Para tornar o comportamento do novo Corvette mais eficaz, a suspensão do Corvette, com configuração do tipo double wishbone em ambos os eixos, contém assentos de mola com roscas ajustáveis manualmente, podendo ser equipada com o inovador sistema “Magnetic Ride Control 4.0”, o qual lê melhor a estrada, fornecendo dados mais precisos através de acelerómetros montados na suspensão, de modo a adaptar a suspensão ao tipo de piso; assim é garantida a melhor eficácia de condução possível em todas as condições. A suspensão adaptativa está também munida de um sistema que levanta automaticamente o eixo dianteiro em cerca de 40 mm em apenas 2,8 segundos, a fim de não raspar com essa zona em lombas ou entradas de garagem, podendo funcionar em velocidades até cerca de 40 km/h, com possibilidade do sistema memorizar até 1000 pontos críticos através do sistema GPS instalado no veículo. Quanto aos travões, estes são de grandes dimensões, com a menção “Z51” nas pinças da versão com o Pack Z51 Performance, contendo um sistema de arrefecimento aprimorado e ainda um sistema de refrigeração do eixo dianteiro. As rodas são compostas por jantes desportivas maquinadas de cinco raios com o badge da Corvette no centro delas, de tamanho 19” à frente e de 20” polegadas atrás, sendo calçadas com pneus Michelin Pilot Sport de tamanho 245/35ZR19 à frente e de tamanho 305/30ZR20 atrás.

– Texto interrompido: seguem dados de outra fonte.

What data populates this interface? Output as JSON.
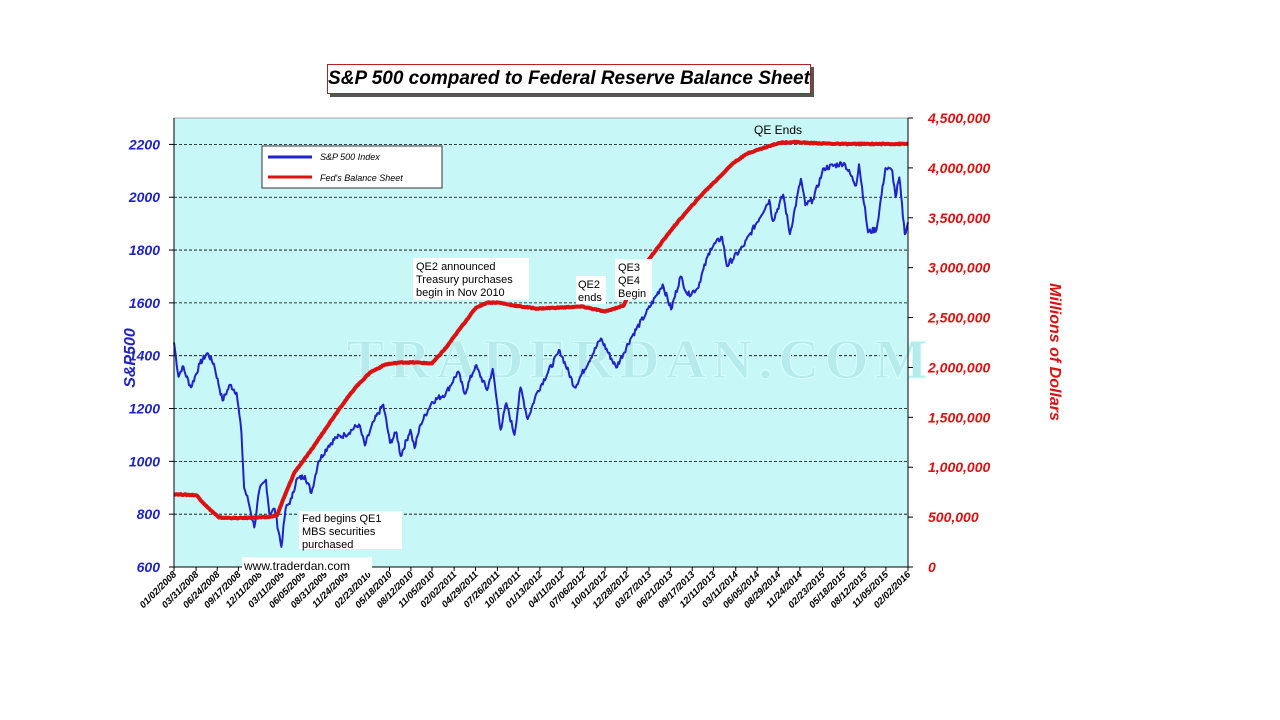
{
  "chart_data": {
    "type": "line",
    "title": "S&P 500 compared to Federal Reserve Balance Sheet",
    "ylabel_left": "S&P500",
    "ylabel_right": "Millions of Dollars",
    "ylim_left": [
      600,
      2300
    ],
    "ylim_right": [
      0,
      4500000
    ],
    "yticks_left": [
      "600",
      "800",
      "1000",
      "1200",
      "1400",
      "1600",
      "1800",
      "2000",
      "2200"
    ],
    "yticks_right": [
      "0",
      "500,000",
      "1,000,000",
      "1,500,000",
      "2,000,000",
      "2,500,000",
      "3,000,000",
      "3,500,000",
      "4,000,000",
      "4,500,000"
    ],
    "xticks": [
      "01/02/2008",
      "03/31/2008",
      "06/24/2008",
      "09/17/2008",
      "12/11/2008",
      "03/11/2009",
      "06/05/2009",
      "08/31/2009",
      "11/24/2009",
      "02/23/2010",
      "05/18/2010",
      "08/12/2010",
      "11/05/2010",
      "02/02/2011",
      "04/29/2011",
      "07/26/2011",
      "10/18/2011",
      "01/13/2012",
      "04/11/2012",
      "07/06/2012",
      "10/01/2012",
      "12/28/2012",
      "03/27/2013",
      "06/21/2013",
      "09/17/2013",
      "12/11/2013",
      "03/11/2014",
      "06/05/2014",
      "08/29/2014",
      "11/24/2014",
      "02/23/2015",
      "05/18/2015",
      "08/12/2015",
      "11/05/2015",
      "02/02/2016"
    ],
    "x_range": [
      "01/02/2008",
      "02/02/2016"
    ],
    "grid": "horizontal",
    "legend_position": "top-left",
    "series": [
      {
        "name": "S&P 500 Index",
        "axis": "left",
        "color": "#1f23c8",
        "points": [
          [
            "2008-01-02",
            1450
          ],
          [
            "2008-01-20",
            1320
          ],
          [
            "2008-02-05",
            1360
          ],
          [
            "2008-03-10",
            1280
          ],
          [
            "2008-04-15",
            1370
          ],
          [
            "2008-05-15",
            1410
          ],
          [
            "2008-06-10",
            1370
          ],
          [
            "2008-07-15",
            1230
          ],
          [
            "2008-08-15",
            1290
          ],
          [
            "2008-09-10",
            1260
          ],
          [
            "2008-09-29",
            1110
          ],
          [
            "2008-10-10",
            900
          ],
          [
            "2008-10-27",
            850
          ],
          [
            "2008-11-20",
            750
          ],
          [
            "2008-12-10",
            890
          ],
          [
            "2009-01-06",
            930
          ],
          [
            "2009-01-20",
            800
          ],
          [
            "2009-02-10",
            820
          ],
          [
            "2009-03-09",
            676
          ],
          [
            "2009-03-26",
            820
          ],
          [
            "2009-04-20",
            860
          ],
          [
            "2009-05-08",
            930
          ],
          [
            "2009-06-12",
            945
          ],
          [
            "2009-07-08",
            880
          ],
          [
            "2009-08-05",
            1000
          ],
          [
            "2009-09-15",
            1060
          ],
          [
            "2009-10-15",
            1090
          ],
          [
            "2009-11-20",
            1100
          ],
          [
            "2010-01-15",
            1140
          ],
          [
            "2010-02-08",
            1060
          ],
          [
            "2010-03-15",
            1150
          ],
          [
            "2010-04-23",
            1215
          ],
          [
            "2010-05-20",
            1070
          ],
          [
            "2010-06-15",
            1110
          ],
          [
            "2010-07-02",
            1020
          ],
          [
            "2010-08-10",
            1120
          ],
          [
            "2010-08-27",
            1050
          ],
          [
            "2010-09-20",
            1140
          ],
          [
            "2010-11-05",
            1225
          ],
          [
            "2010-12-31",
            1258
          ],
          [
            "2011-02-18",
            1340
          ],
          [
            "2011-03-16",
            1256
          ],
          [
            "2011-04-29",
            1363
          ],
          [
            "2011-06-15",
            1270
          ],
          [
            "2011-07-07",
            1350
          ],
          [
            "2011-08-08",
            1120
          ],
          [
            "2011-08-31",
            1220
          ],
          [
            "2011-10-03",
            1100
          ],
          [
            "2011-10-27",
            1280
          ],
          [
            "2011-11-25",
            1160
          ],
          [
            "2012-01-01",
            1260
          ],
          [
            "2012-04-02",
            1420
          ],
          [
            "2012-06-01",
            1280
          ],
          [
            "2012-09-14",
            1465
          ],
          [
            "2012-11-15",
            1355
          ],
          [
            "2013-01-15",
            1470
          ],
          [
            "2013-03-15",
            1560
          ],
          [
            "2013-05-21",
            1670
          ],
          [
            "2013-06-24",
            1575
          ],
          [
            "2013-08-01",
            1700
          ],
          [
            "2013-08-30",
            1630
          ],
          [
            "2013-10-08",
            1655
          ],
          [
            "2013-11-29",
            1805
          ],
          [
            "2014-01-15",
            1850
          ],
          [
            "2014-02-03",
            1740
          ],
          [
            "2014-04-11",
            1815
          ],
          [
            "2014-07-24",
            1990
          ],
          [
            "2014-08-07",
            1910
          ],
          [
            "2014-09-18",
            2010
          ],
          [
            "2014-10-15",
            1860
          ],
          [
            "2014-11-28",
            2070
          ],
          [
            "2014-12-16",
            1970
          ],
          [
            "2015-01-15",
            1990
          ],
          [
            "2015-03-01",
            2110
          ],
          [
            "2015-05-21",
            2130
          ],
          [
            "2015-07-08",
            2045
          ],
          [
            "2015-07-20",
            2125
          ],
          [
            "2015-08-25",
            1867
          ],
          [
            "2015-09-29",
            1880
          ],
          [
            "2015-11-03",
            2110
          ],
          [
            "2015-12-01",
            2100
          ],
          [
            "2015-12-14",
            2000
          ],
          [
            "2015-12-29",
            2075
          ],
          [
            "2016-01-20",
            1860
          ],
          [
            "2016-02-02",
            1905
          ]
        ]
      },
      {
        "name": "Fed's Balance Sheet",
        "axis": "right",
        "color": "#dd1111",
        "points": [
          [
            "2008-01-02",
            730000
          ],
          [
            "2008-04-01",
            720000
          ],
          [
            "2008-05-15",
            600000
          ],
          [
            "2008-07-01",
            495000
          ],
          [
            "2008-09-10",
            490000
          ],
          [
            "2008-11-15",
            495000
          ],
          [
            "2009-01-15",
            500000
          ],
          [
            "2009-02-20",
            520000
          ],
          [
            "2009-03-20",
            700000
          ],
          [
            "2009-05-01",
            950000
          ],
          [
            "2009-07-01",
            1150000
          ],
          [
            "2009-09-01",
            1380000
          ],
          [
            "2009-11-01",
            1600000
          ],
          [
            "2010-01-01",
            1800000
          ],
          [
            "2010-03-01",
            1950000
          ],
          [
            "2010-05-01",
            2030000
          ],
          [
            "2010-07-01",
            2050000
          ],
          [
            "2010-09-01",
            2050000
          ],
          [
            "2010-11-05",
            2040000
          ],
          [
            "2011-01-01",
            2200000
          ],
          [
            "2011-03-01",
            2400000
          ],
          [
            "2011-05-01",
            2600000
          ],
          [
            "2011-06-15",
            2650000
          ],
          [
            "2011-08-01",
            2650000
          ],
          [
            "2011-10-01",
            2620000
          ],
          [
            "2012-01-01",
            2590000
          ],
          [
            "2012-04-01",
            2600000
          ],
          [
            "2012-07-01",
            2610000
          ],
          [
            "2012-10-01",
            2560000
          ],
          [
            "2012-12-15",
            2620000
          ],
          [
            "2013-01-15",
            2800000
          ],
          [
            "2013-03-01",
            3000000
          ],
          [
            "2013-05-01",
            3200000
          ],
          [
            "2013-07-01",
            3400000
          ],
          [
            "2013-09-01",
            3580000
          ],
          [
            "2013-11-01",
            3750000
          ],
          [
            "2014-01-01",
            3900000
          ],
          [
            "2014-03-01",
            4050000
          ],
          [
            "2014-05-01",
            4150000
          ],
          [
            "2014-07-01",
            4200000
          ],
          [
            "2014-09-01",
            4250000
          ],
          [
            "2014-10-30",
            4260000
          ],
          [
            "2015-01-01",
            4250000
          ],
          [
            "2015-05-01",
            4240000
          ],
          [
            "2015-10-01",
            4240000
          ],
          [
            "2016-02-02",
            4240000
          ]
        ]
      }
    ],
    "annotations": [
      {
        "lines": [
          "QE Ends"
        ],
        "date": "2014-10-30"
      },
      {
        "lines": [
          "QE2 announced",
          "Treasury purchases",
          "begin in Nov 2010"
        ],
        "date": "2010-11-05"
      },
      {
        "lines": [
          "QE2",
          "ends"
        ],
        "date": "2011-06-30"
      },
      {
        "lines": [
          "QE3",
          "QE4",
          "Begin"
        ],
        "date": "2012-12-15"
      },
      {
        "lines": [
          "Fed begins QE1",
          "MBS securities",
          "purchased"
        ],
        "date": "2009-01-15"
      },
      {
        "lines": [
          "www.traderdan.com"
        ],
        "date": ""
      }
    ],
    "watermark": "TRADERDAN.COM"
  }
}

Design, luxo e tecnologia são temas dominantes do interior do novo Corvette Stingray. Nem parece que se trata de um carro americano! No interior sobressai a enorme consola central que proporciona duas zonas de segurança distintas, uma para o condutor e outra para o passageiro, com especial ênfase para o papel do condutor. Na extremidade da consola central existe uma enorme fila de botões que comandam diversas funções de climatização, o que juntamente com as aberturas finas de ventilação cria um interior baixo e espaçoso, minimizando o painel de instrumentos que é inteiramente digital e apresenta uma excelente definição gráfica, juntamente com o ecrã de infoentretenimento de 12 polegadas, cujo sistema, ao nível dos melhores, é totalmente novo e bem mais intuitivo que o anterior, destacando-se bem graças às dimensões reduzidas do novo volante Corvette de dois raios, podendo ainda ser comandado ao toque dos dedos ou por botão rotativo, ao estilo dos que estão presentes em carros da Mercedes e da Aston Martin. Uma enorme porção do interior (volante incluído) é forrada de modo artesanal em couro de soberba qualidade, conjugando com pequenas porções revestidas em fibra de carbono e metal polido, cujo aspeto pode conter seis padrões de cor à escolha: “Jet Black”, “Sky Cool Gray”, “Adrenaline Red”, “Natural/Natural Dipped”, “Two-Tone Blue” e “Morello Red”. Os bancos, de design focado especialmente para o conforto e para o excelente apoio lateral, apresentam três configurações à escolha: “GT1”, com acabamento em couro Mulan, que privilegia o conforto e oferece um bom apoio nas curvas; “GT2”, mais inspirada nas corridas, com guarnição em fibra de carbono, uma inserção de couro Napa, almofadas de couro Mulan, encosto pintado de preto, apoio lombar nos dois sentidos, ajuste de asa e sistema de aquecimento e de ventilação; “Competition Sport”, claramente indicada para uma pilotagem ao nível dos track days, que inclui reforços agressivos, superfícies integrais dos assentos em couro Napa, acabamento em fibra de carbono no apoio da cabeça, sistema de aquecimento e de ventilação, e um novo tecido extremamente durável, inspirado nos coletes Kevlar. A completar o ramalhete do interior, estão as belíssimas colunas de som Bose revestidas de metal, uma delas na zona central entre os encostos dos bancos. Existem alguns espaços ergonómicos para arrumos, entre os quais um compartimento útil para um smartphone.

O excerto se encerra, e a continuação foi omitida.